Once our chatbot is running, we can use the evaluation scripts to test its performance.
The Run synthetic data generation
button in Evaluation Metrics
tab generates a test dataset using the files in knowledge base. Once the synthetic test set is generated, click on the Generate evaluation metrics
button to see a comprehensive evaluation report for the RAG performance.
Here is how the system is designed:
graph LR
E(User Query) --> A(FRONTEND<br/>Chat UI<br/>Streamlit)
F(O-RAN pdf, ppt,<br/>doc/html) --> G(Image/Table<br>Extraction)
G --> H(Multimodal<br>Embeddings)
B --> D(Streaming<br/>Chat Output)
C(Vector DB) -- Augmented<br/> Prompt--> B((BACKEND<br/>NVIDIA AI Playground<br/>Mixtral 8x7B))
A --Retrieval--> C
H --> C
All components are designed to be swappable, meaning that it should be easy to replace with something more complex. Here are some options for the same (this repository may not support these, but we can point you to resources if it is something that would be useful for you):
The current implementation of the chatbot uses Streamlit, which makes it very easy to interact with via a WebUI. However, it requires direct access to the machine via the port on which it is streaming.
This uses the NVIDIA NeMo Retriever model through NVIDIA AI Playground. This is a fine-tuned version of the E5-large-v2 embedding model, and it is commercially viable for use. This maps every user query into a 1024-dim embedding and uses cosine similarity to provide relevant matches. This can be swapped out for various types of retrieval models that can map to different sorts of embeddings, depending on the use case. They can also be fine-tuned further for the specific data being used.
The vector database being used here is FAISS, a CPU-based embedding database. It can easily be swapped out for numerous other options like ChromaDB, Pinecone, Milvus and others. Some of the options are listed on the LangChain docs here.
Depending on the backend and model, you may need to modify the way in which you format your prompt and chat conversations to interact with the model. The current design considers each query independently. However, if you put the input as a set of user/assistant/user interactions, you can combine multi-turn conversations. This may also require periodic summarization of past context to ensure the chat does not exceed the context length of the model.
- Cloud Hosted: The current implementation uses the NVIDIA AI Foundation Endpoints to abstract away the details of the infrastructure through a simple API call. You can also swap this out quickly by deploying in DGX Cloud with NVIDIA GPUs and LLMs.
- On-Prem/Locally Hosted: If you would like to run a similar model locally, it is usually necessary to have significantly powerful hardware (Llama2-70B requires over 100GB of GPU memory) and various optimization toolkits to run inference (TRT-LLM and TensorRT). Smaller models (Llama2-7B, Mistral-7B, etc) are easier to run but may have worse performance.
Upgrade the current PyMuPDF-based PDF parsing with a more sophisticated parser for improved extraction of images and tables. Employ a high-quality Multimodal Language Model (MLLM) to enhance image descriptions and implement structured data analysis techniques like text2sql or text2pandas for efficient table summarization.

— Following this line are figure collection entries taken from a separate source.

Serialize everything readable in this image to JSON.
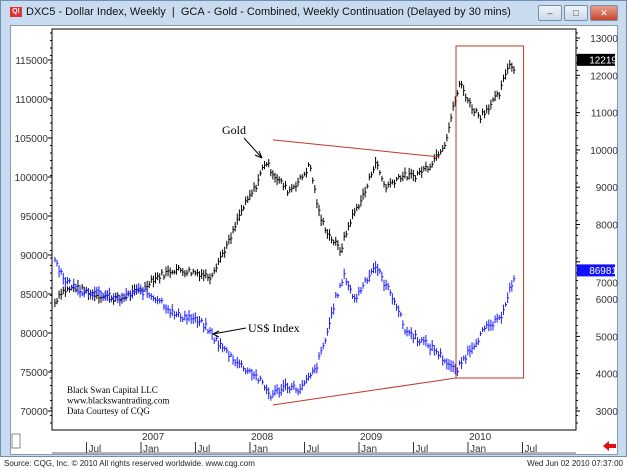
{
  "window": {
    "title": "DXC5 - Dollar Index, Weekly  |  GCA - Gold - Combined, Weekly Continuation (Delayed by 30 mins)",
    "icon": "cqg-app-icon",
    "minimize": "–",
    "maximize": "□",
    "close": "✕"
  },
  "footer": {
    "source": "Source: CQG, Inc. © 2010 All rights reserved worldwide. www.cqg.com",
    "timestamp": "Wed Jun 02 2010 07:37:00"
  },
  "colors": {
    "gold": "#000000",
    "dollar": "#1a1aff",
    "annotation": "#c0392b"
  },
  "chart_data": {
    "type": "ohlc",
    "x_unit": "year",
    "xlim": [
      2006.0,
      2010.8
    ],
    "left_axis": {
      "name": "US$ Index",
      "ylim": [
        68000,
        117500
      ],
      "ticks": [
        70000,
        75000,
        80000,
        85000,
        90000,
        95000,
        100000,
        105000,
        110000,
        115000
      ]
    },
    "right_axis": {
      "name": "Gold",
      "ylim": [
        2000,
        13300
      ],
      "ticks": [
        3000,
        4000,
        5000,
        6000,
        7000,
        8000,
        9000,
        10000,
        11000,
        12000,
        13000
      ]
    },
    "x_ticks": [
      {
        "t": 2006.5,
        "label": "Jul"
      },
      {
        "t": 2007.0,
        "label": "Jan"
      },
      {
        "t": 2007.5,
        "label": "Jul"
      },
      {
        "t": 2008.0,
        "label": "Jan"
      },
      {
        "t": 2008.5,
        "label": "Jul"
      },
      {
        "t": 2009.0,
        "label": "Jan"
      },
      {
        "t": 2009.5,
        "label": "Jul"
      },
      {
        "t": 2010.0,
        "label": "Jan"
      },
      {
        "t": 2010.5,
        "label": "Jul"
      }
    ],
    "year_labels": [
      {
        "t": 2007.0,
        "label": "2007"
      },
      {
        "t": 2008.0,
        "label": "2008"
      },
      {
        "t": 2009.0,
        "label": "2009"
      },
      {
        "t": 2010.0,
        "label": "2010"
      }
    ],
    "series": [
      {
        "name": "Gold",
        "axis": "right",
        "last": "12219",
        "points": [
          [
            2006.21,
            5900
          ],
          [
            2006.26,
            6200
          ],
          [
            2006.4,
            6300
          ],
          [
            2006.62,
            6100
          ],
          [
            2006.8,
            6000
          ],
          [
            2007.04,
            6300
          ],
          [
            2007.08,
            6500
          ],
          [
            2007.3,
            6800
          ],
          [
            2007.54,
            6700
          ],
          [
            2007.63,
            6600
          ],
          [
            2007.82,
            7600
          ],
          [
            2007.91,
            8300
          ],
          [
            2008.05,
            9000
          ],
          [
            2008.14,
            9700
          ],
          [
            2008.23,
            9300
          ],
          [
            2008.35,
            8900
          ],
          [
            2008.46,
            9200
          ],
          [
            2008.55,
            9600
          ],
          [
            2008.64,
            8200
          ],
          [
            2008.73,
            7700
          ],
          [
            2008.83,
            7300
          ],
          [
            2008.92,
            8100
          ],
          [
            2009.06,
            8900
          ],
          [
            2009.15,
            9700
          ],
          [
            2009.24,
            9000
          ],
          [
            2009.38,
            9300
          ],
          [
            2009.51,
            9300
          ],
          [
            2009.65,
            9600
          ],
          [
            2009.79,
            10200
          ],
          [
            2009.88,
            11300
          ],
          [
            2009.93,
            11800
          ],
          [
            2010.02,
            11200
          ],
          [
            2010.11,
            10900
          ],
          [
            2010.2,
            11200
          ],
          [
            2010.29,
            11500
          ],
          [
            2010.37,
            12300
          ],
          [
            2010.43,
            12200
          ]
        ]
      },
      {
        "name": "US$ Index",
        "axis": "left",
        "last": "86981",
        "points": [
          [
            2006.21,
            89500
          ],
          [
            2006.3,
            86800
          ],
          [
            2006.44,
            85500
          ],
          [
            2006.62,
            85000
          ],
          [
            2006.8,
            84300
          ],
          [
            2006.99,
            85500
          ],
          [
            2007.17,
            84300
          ],
          [
            2007.31,
            82300
          ],
          [
            2007.45,
            82000
          ],
          [
            2007.58,
            81000
          ],
          [
            2007.72,
            78500
          ],
          [
            2007.91,
            75900
          ],
          [
            2008.05,
            74600
          ],
          [
            2008.19,
            72000
          ],
          [
            2008.33,
            73300
          ],
          [
            2008.46,
            72700
          ],
          [
            2008.6,
            75300
          ],
          [
            2008.69,
            79000
          ],
          [
            2008.78,
            84200
          ],
          [
            2008.87,
            87400
          ],
          [
            2008.96,
            84200
          ],
          [
            2009.06,
            86800
          ],
          [
            2009.15,
            88700
          ],
          [
            2009.24,
            86200
          ],
          [
            2009.33,
            84200
          ],
          [
            2009.42,
            80400
          ],
          [
            2009.56,
            79100
          ],
          [
            2009.7,
            77800
          ],
          [
            2009.83,
            75900
          ],
          [
            2009.89,
            75000
          ],
          [
            2010.01,
            77800
          ],
          [
            2010.15,
            80400
          ],
          [
            2010.29,
            81700
          ],
          [
            2010.38,
            85500
          ],
          [
            2010.43,
            87000
          ]
        ]
      }
    ],
    "annotations": {
      "gold_label": "Gold",
      "dollar_label": "US$ Index",
      "credit_lines": [
        "Black Swan Capital LLC",
        "www.blackswantrading.com",
        "Data Courtesy of CQG"
      ],
      "gold_trendline": {
        "axis": "right",
        "from": [
          2008.21,
          10270
        ],
        "to": [
          2009.74,
          9810
        ]
      },
      "dollar_trendline": {
        "axis": "left",
        "from": [
          2008.21,
          70770
        ],
        "to": [
          2009.89,
          74230
        ]
      },
      "box": {
        "axis": "left",
        "t": [
          2009.89,
          2010.51
        ],
        "v": [
          74230,
          116800
        ]
      }
    }
  }
}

Evaluating multimodal RAG pipelines is intricate due to the independence of each modality (text, images, tables). For complex queries requiring information synthesis across modalities, refining response quality becomes a challenging task. Aim for a comprehensive evaluation approach that captures the intricacies of multimodal interactions.

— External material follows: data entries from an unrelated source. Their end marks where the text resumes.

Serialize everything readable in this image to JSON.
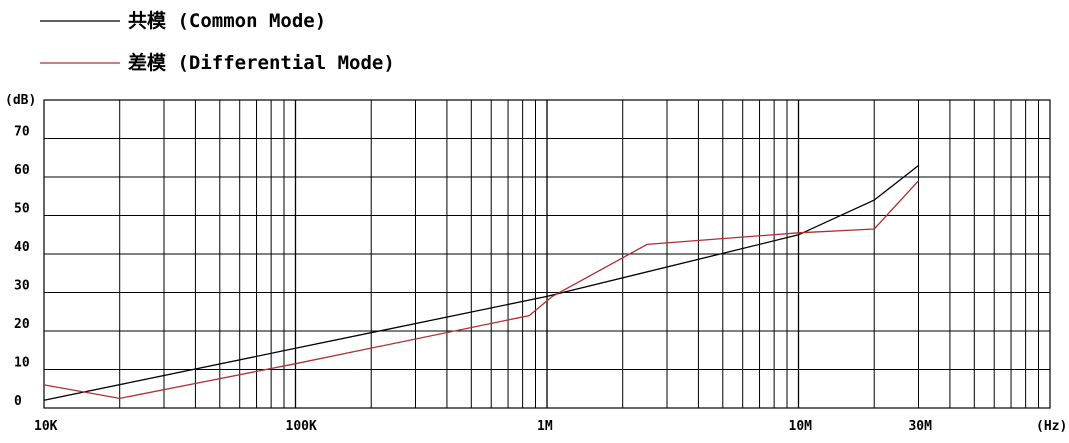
{
  "chart_data": {
    "type": "line",
    "x_scale": "log",
    "x_unit_label": "(Hz)",
    "y_unit_label": "(dB)",
    "xlim": [
      10000,
      100000000
    ],
    "ylim": [
      0,
      80
    ],
    "grid": true,
    "legend_position": "top-left",
    "x_tick_labels": [
      {
        "value": 10000,
        "label": "10K"
      },
      {
        "value": 100000,
        "label": "100K"
      },
      {
        "value": 1000000,
        "label": "1M"
      },
      {
        "value": 10000000,
        "label": "10M"
      },
      {
        "value": 30000000,
        "label": "30M"
      }
    ],
    "y_tick_labels": [
      {
        "value": 0,
        "label": "0"
      },
      {
        "value": 10,
        "label": "10"
      },
      {
        "value": 20,
        "label": "20"
      },
      {
        "value": 30,
        "label": "30"
      },
      {
        "value": 40,
        "label": "40"
      },
      {
        "value": 50,
        "label": "50"
      },
      {
        "value": 60,
        "label": "60"
      },
      {
        "value": 70,
        "label": "70"
      }
    ],
    "series": [
      {
        "name": "共模 (Common Mode)",
        "color": "#000000",
        "points": [
          [
            10000,
            2
          ],
          [
            100000,
            15.5
          ],
          [
            1000000,
            29
          ],
          [
            10000000,
            45
          ],
          [
            20000000,
            54
          ],
          [
            30000000,
            63
          ]
        ]
      },
      {
        "name": "差模 (Differential Mode)",
        "color": "#b03030",
        "points": [
          [
            10000,
            6
          ],
          [
            20000,
            2.5
          ],
          [
            100000,
            11.5
          ],
          [
            850000,
            24
          ],
          [
            1050000,
            29
          ],
          [
            2500000,
            42.5
          ],
          [
            10000000,
            45.5
          ],
          [
            20000000,
            46.5
          ],
          [
            30000000,
            59
          ]
        ]
      }
    ]
  }
}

Implementing robust guardrails for multimodal systems presents unique challenges. Explore the introduction of guardrails for both input and output, tailored to each modality. Identify and address potential vulnerabilities by developing innovative red-teaming methodologies and jailbreak detection mechanisms to enhance overall security and reliability.
Empower the Language Model (LLM) by providing access to external APIs. This integration allows the model to augment response quality through structured interactions with existing systems and software, such as leveraging Google Search for enhanced depth and accuracy in replies.